33. イライサ「行かないで」
私たちは沢を渡り、そのまま岸に沿って流れを下った。
王子を支えるデレクの代わりにルシエットが灯りを持ち、私が藪をかき分けて道無き道を進んだ。何度も足を滑らせてまた転びそうになったけど、その度にルシエットに支えられ、ほとんど抱き合うような格好でなんとか歩き続けた。
「ダンスのお相手をしてるみたいですね。森の中だと私の方がリード役みたいです」
こんな時に軽口を言って微笑むルシエットの明るさが心強い。彼女の持つ灯火は心許ない足下だけでなく、今にも不安に呑み込まれてしまいそうな私の心の中まで照らしてくれているみたいだった。
川幅が徐々に広くなり、下る斜面が緩やかになってきた。所々に人が歩いたような小径の跡も見つかり、もうすぐ森を抜けられそうな希望が見えてきた時だった。
「王子!」
デレクの声に振り返ると、彼の腕の中に王子の体が力無く倒れ込んだところだった。
「王子様!!」
ゆっくりと地面に横たえられた体にルシエットがすがりつく。王子の目は開いたままだけど、意識は朦朧としているようだった。
「傷が開いて……出血が酷くなってます!もうこれ以上歩くのは無理です!」
「どこか隠れられる場所を探して、少し王子を休ませましょう。もう人里が近いはずです。私が先に行って誰か助けを呼んできます」
デレクは近くにあった大きな木の根の下の洞穴に王子を運んで寝かせると、「すぐに戻ります!」と言い残して暗闇の中に駆け出していった。
残された私たちは、震えが止まらない王子の体を少しでも温めようと両側から寄り添い、必死で呼びかけ続けた。
「もう大丈夫です王子様!すぐに助けが来ますから!」
「国境付近にはワシリウスの警備隊の拠点がいくつもあるはずです。彼らはすぐに動いてくれるはず……」
祈るような気持ちで励ます言葉を探す。王子の目は私もルシエットも見ていない。このまま目が閉じられてしまったら、もう二度と開くことはないのではないかと怖くて、同じようなことを何度も何度も語りかけた。
しかし一向に助けが来ないまま、隠れている洞穴の外ではとうとう空が薄っすら明るくなり始めた。王子の目は閉じられ、か細い呼吸だけが辛うじてまだ命があることを知らせてくれていた。私たちはただ身を寄せ合い、手を握り合って助けを待つことしかできない。
するとやがて、洞穴のすぐ近くの茂みがガサガサと揺れ、数人の人の話し声が聞こえてきた。
「おい、こっちにも足跡があるぞ!足を引きずってて血の痕もある。間違いない、ベルディアの連中だ!」
待ち望んだ救援ではなく敵兵たちの声だった。何人いるのだろう?すぐその辺りを探し回っている。夜明けも近い今、足跡を追われたらこの洞穴が見つかるのは時間の問題だ。私たち二人ではどうすることもできない。
絶望的な状況に青ざめながらルシエットを見ると、彼女は横たわった王子の体に木の葉を被せて隠そうとしていた。そんなものは焼け石に水だ。音を立てると見つかってしまう可能性が高い。

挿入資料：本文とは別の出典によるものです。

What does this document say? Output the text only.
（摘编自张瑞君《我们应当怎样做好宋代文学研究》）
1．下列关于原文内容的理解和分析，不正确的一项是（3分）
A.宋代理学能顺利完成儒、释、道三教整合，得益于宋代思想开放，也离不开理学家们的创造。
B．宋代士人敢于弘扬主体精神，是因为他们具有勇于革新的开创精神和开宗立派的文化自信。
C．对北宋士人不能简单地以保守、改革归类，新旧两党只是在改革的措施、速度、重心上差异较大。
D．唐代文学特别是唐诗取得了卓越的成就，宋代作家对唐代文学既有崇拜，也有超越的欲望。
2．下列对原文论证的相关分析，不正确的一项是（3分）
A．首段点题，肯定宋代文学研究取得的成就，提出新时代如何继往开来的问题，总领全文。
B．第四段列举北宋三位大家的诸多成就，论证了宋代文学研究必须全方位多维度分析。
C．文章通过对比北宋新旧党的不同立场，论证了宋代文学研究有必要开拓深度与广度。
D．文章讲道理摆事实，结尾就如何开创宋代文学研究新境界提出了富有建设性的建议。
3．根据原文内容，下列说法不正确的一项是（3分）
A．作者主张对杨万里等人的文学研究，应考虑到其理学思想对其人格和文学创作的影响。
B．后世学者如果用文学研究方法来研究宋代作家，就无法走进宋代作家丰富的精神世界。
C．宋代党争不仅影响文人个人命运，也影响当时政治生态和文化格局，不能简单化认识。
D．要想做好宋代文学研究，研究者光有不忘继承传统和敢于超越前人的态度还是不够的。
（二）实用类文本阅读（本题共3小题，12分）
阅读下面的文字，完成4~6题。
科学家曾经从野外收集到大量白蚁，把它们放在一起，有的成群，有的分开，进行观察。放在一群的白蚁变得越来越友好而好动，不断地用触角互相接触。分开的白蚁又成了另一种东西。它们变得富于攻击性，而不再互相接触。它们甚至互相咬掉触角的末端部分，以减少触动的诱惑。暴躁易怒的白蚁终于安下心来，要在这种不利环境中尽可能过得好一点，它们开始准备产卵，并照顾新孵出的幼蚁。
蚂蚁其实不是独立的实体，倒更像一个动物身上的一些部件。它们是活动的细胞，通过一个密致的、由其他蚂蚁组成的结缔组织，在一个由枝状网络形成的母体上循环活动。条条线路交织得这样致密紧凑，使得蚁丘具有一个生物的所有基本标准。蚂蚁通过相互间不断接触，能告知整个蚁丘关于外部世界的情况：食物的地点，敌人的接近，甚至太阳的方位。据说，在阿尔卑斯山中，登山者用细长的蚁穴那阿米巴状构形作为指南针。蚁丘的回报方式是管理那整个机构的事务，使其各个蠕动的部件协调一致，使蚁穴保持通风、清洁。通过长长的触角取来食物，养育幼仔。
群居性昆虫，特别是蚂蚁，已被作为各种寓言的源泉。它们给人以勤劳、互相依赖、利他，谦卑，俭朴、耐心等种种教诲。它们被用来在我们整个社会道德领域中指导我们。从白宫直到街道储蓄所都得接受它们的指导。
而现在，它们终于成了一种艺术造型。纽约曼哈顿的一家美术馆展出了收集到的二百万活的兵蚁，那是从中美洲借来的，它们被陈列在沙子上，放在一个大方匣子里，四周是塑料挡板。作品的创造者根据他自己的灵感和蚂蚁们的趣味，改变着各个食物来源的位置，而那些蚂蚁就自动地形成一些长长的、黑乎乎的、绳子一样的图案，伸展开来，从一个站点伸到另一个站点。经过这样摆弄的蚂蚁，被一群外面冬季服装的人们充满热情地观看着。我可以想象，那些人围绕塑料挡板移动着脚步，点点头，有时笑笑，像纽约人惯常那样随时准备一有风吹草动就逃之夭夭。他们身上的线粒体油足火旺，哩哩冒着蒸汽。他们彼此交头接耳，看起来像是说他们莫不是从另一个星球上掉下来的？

「ルシエット、無駄よ。もう息を殺して神に祈るしか……」
声を顰めて止めようとした私にニコッと微笑んで、ルシエットは囁いた。
「大丈夫です。あたしができるだけ遠くまであの人たちを引き付けて逃げますから、その間にイライサ様はここを離れて助けを呼んできてください」
「無理よ!逃げられるはずないわ!」
声を抑えながら必死で引き止めようとする。ルシエットを案じているのか、ここに取り残されるのが怖いのか、おそらく両方の不安と恐怖が私にのしかかる。でもルシエットの顔に迷いは無かった。

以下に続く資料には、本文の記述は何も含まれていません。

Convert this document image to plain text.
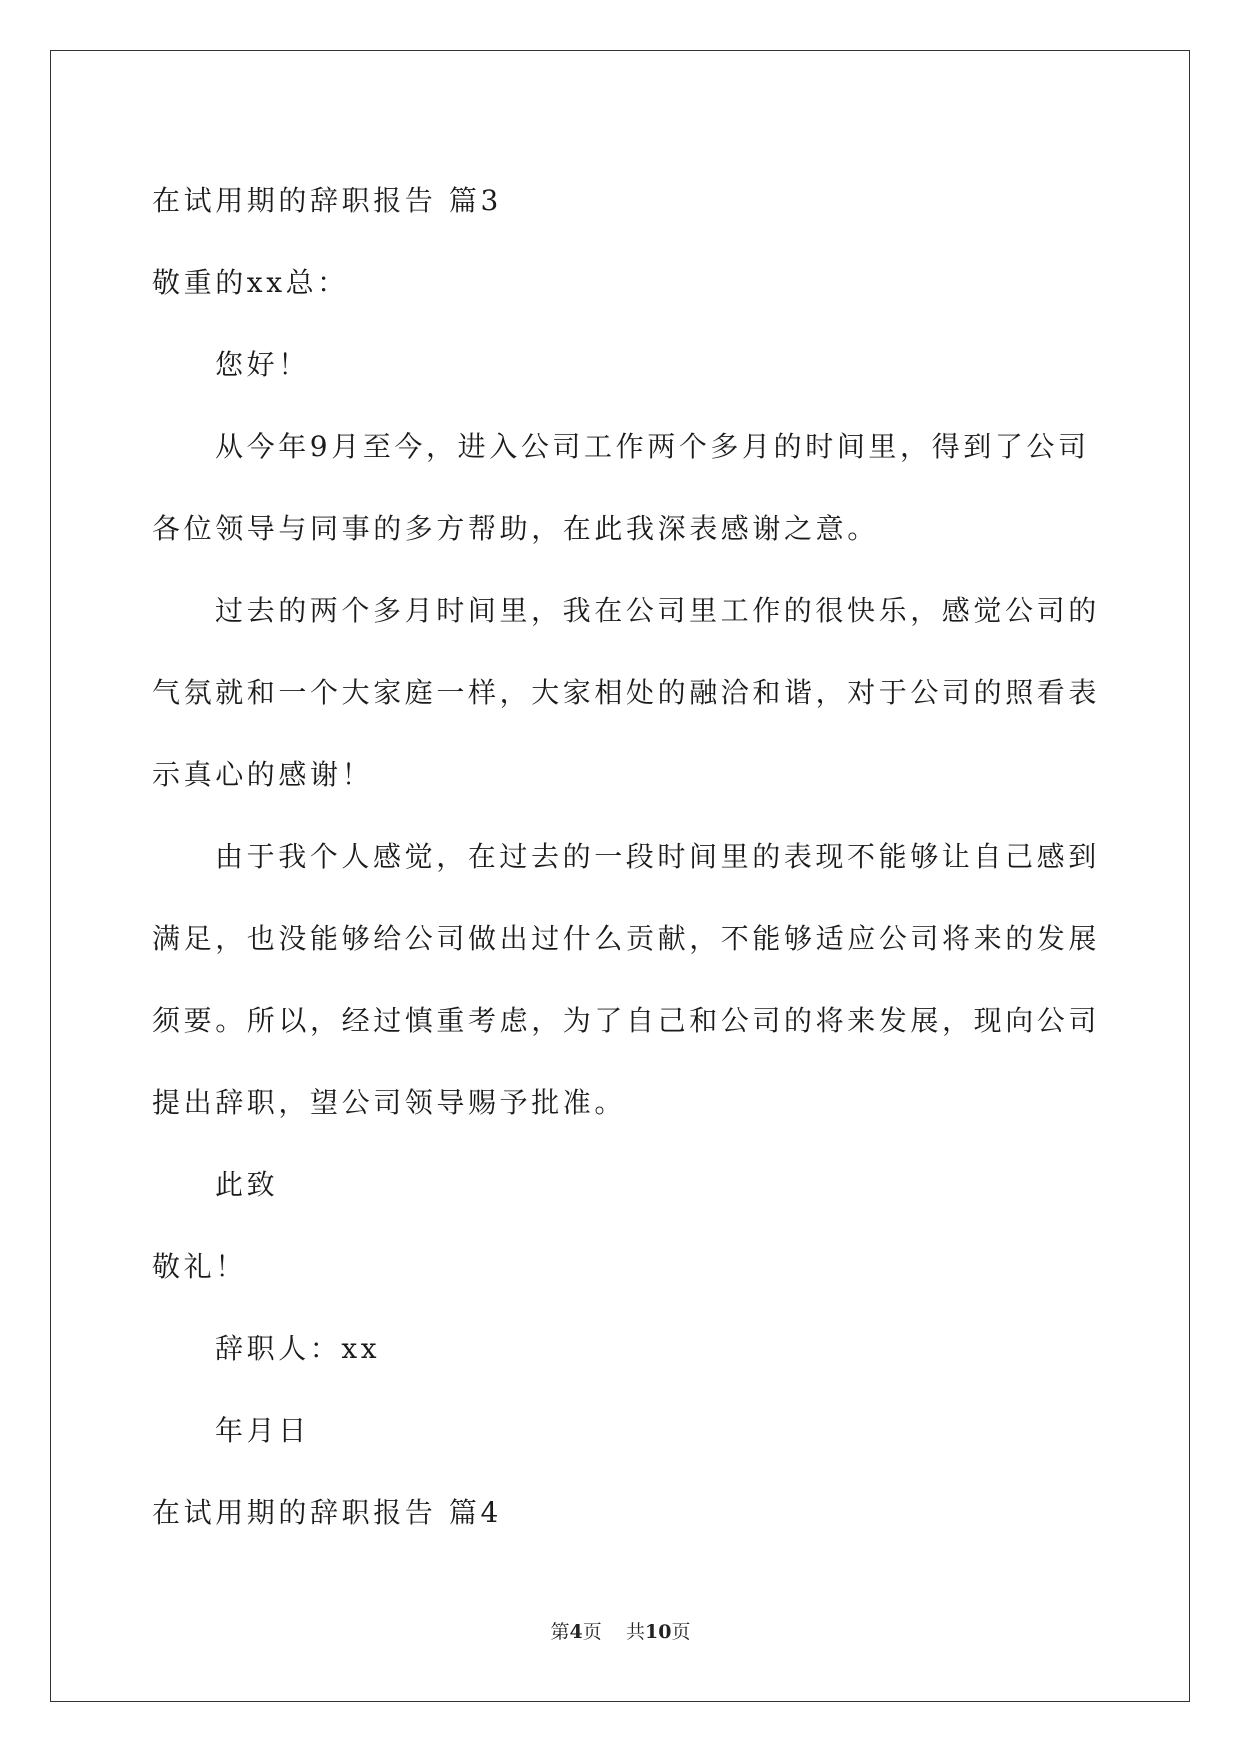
在试用期的辞职报告 篇3
敬重的xx总：
您好！
从今年9月至今，进入公司工作两个多月的时间里，得到了公司
各位领导与同事的多方帮助，在此我深表感谢之意。
过去的两个多月时间里，我在公司里工作的很快乐，感觉公司的
气氛就和一个大家庭一样，大家相处的融洽和谐，对于公司的照看表
示真心的感谢！
由于我个人感觉，在过去的一段时间里的表现不能够让自己感到
满足，也没能够给公司做出过什么贡献，不能够适应公司将来的发展
须要。所以，经过慎重考虑，为了自己和公司的将来发展，现向公司
提出辞职，望公司领导赐予批准。
此致
敬礼！
辞职人：xx
年月日
在试用期的辞职报告 篇4
第4页 共10页
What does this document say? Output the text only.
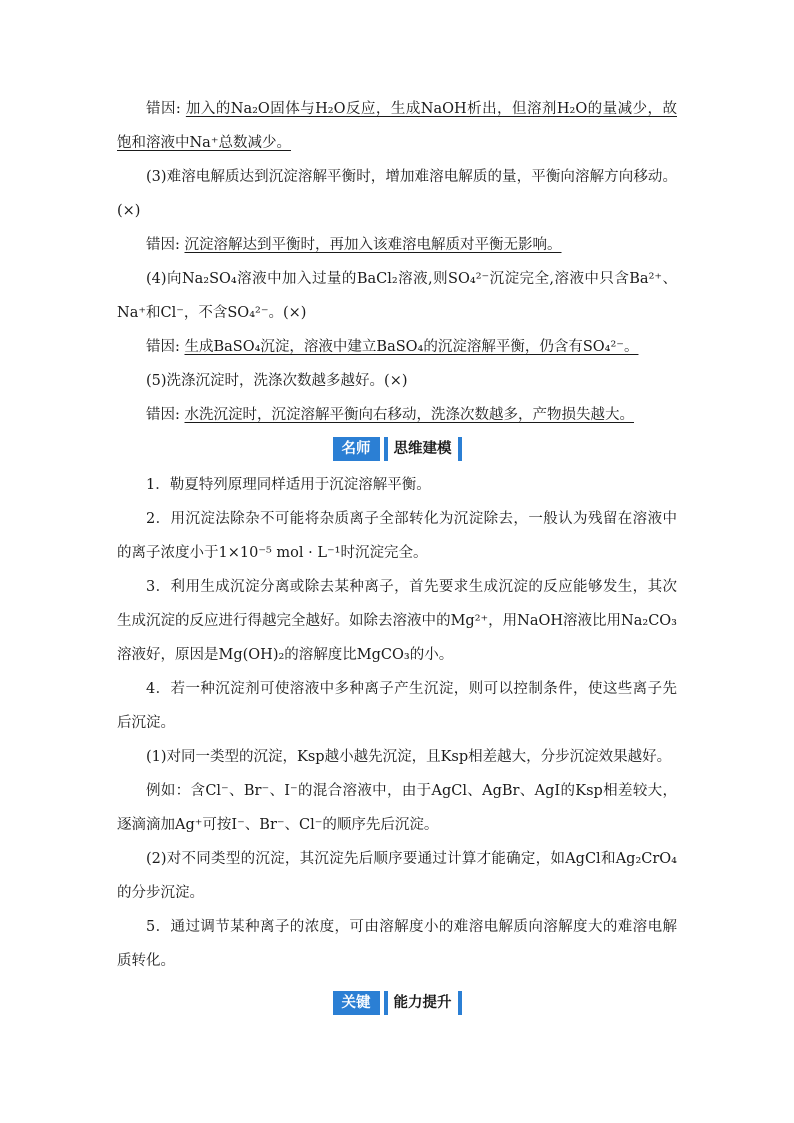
错因: 加入的Na₂O固体与H₂O反应，生成NaOH析出，但溶剂H₂O的量减少，故饱和溶液中Na⁺总数减少。

(3)难溶电解质达到沉淀溶解平衡时，增加难溶电解质的量，平衡向溶解方向移动。(×)

错因: 沉淀溶解达到平衡时，再加入该难溶电解质对平衡无影响。

(4)向Na₂SO₄溶液中加入过量的BaCl₂溶液,则SO₄²⁻沉淀完全,溶液中只含Ba²⁺、Na⁺和Cl⁻，不含SO₄²⁻。(×)

错因: 生成BaSO₄沉淀，溶液中建立BaSO₄的沉淀溶解平衡，仍含有SO₄²⁻。

(5)洗涤沉淀时，洗涤次数越多越好。(×)

错因: 水洗沉淀时，沉淀溶解平衡向右移动，洗涤次数越多，产物损失越大。

名师	思维建模

1．勒夏特列原理同样适用于沉淀溶解平衡。

2．用沉淀法除杂不可能将杂质离子全部转化为沉淀除去，一般认为残留在溶液中的离子浓度小于1×10⁻⁵ mol · L⁻¹时沉淀完全。

3．利用生成沉淀分离或除去某种离子，首先要求生成沉淀的反应能够发生，其次生成沉淀的反应进行得越完全越好。如除去溶液中的Mg²⁺，用NaOH溶液比用Na₂CO₃溶液好，原因是Mg(OH)₂的溶解度比MgCO₃的小。

4．若一种沉淀剂可使溶液中多种离子产生沉淀，则可以控制条件，使这些离子先后沉淀。

(1)对同一类型的沉淀，Ksp越小越先沉淀，且Ksp相差越大，分步沉淀效果越好。

例如：含Cl⁻、Br⁻、I⁻的混合溶液中，由于AgCl、AgBr、AgI的Ksp相差较大，逐滴滴加Ag⁺可按I⁻、Br⁻、Cl⁻的顺序先后沉淀。

(2)对不同类型的沉淀，其沉淀先后顺序要通过计算才能确定，如AgCl和Ag₂CrO₄的分步沉淀。

5．通过调节某种离子的浓度，可由溶解度小的难溶电解质向溶解度大的难溶电解质转化。

关键	能力提升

どうしてだろう?これほど絶望的な状況の中で、どうしてそんなに強くいられるんだろう?私には無理だ。何もできない。できるはずがない。
無力感に支配された私の心の中を見透かすように、ルシエットは微笑んだまま私の目をじっと覗き込んだ。
「大丈夫。イライサ様はあたしなんかよりずっと強いお方です。これからもずっと王子様を守れるのはイライサ様だけなんです」
「お願いルシエット、行かないで……お願い!」
意識の無い王子の上にそっと顔を寄せて口づけると、その顔の上に最後の木の葉を被せて、ルシエットはこちらを振り返った。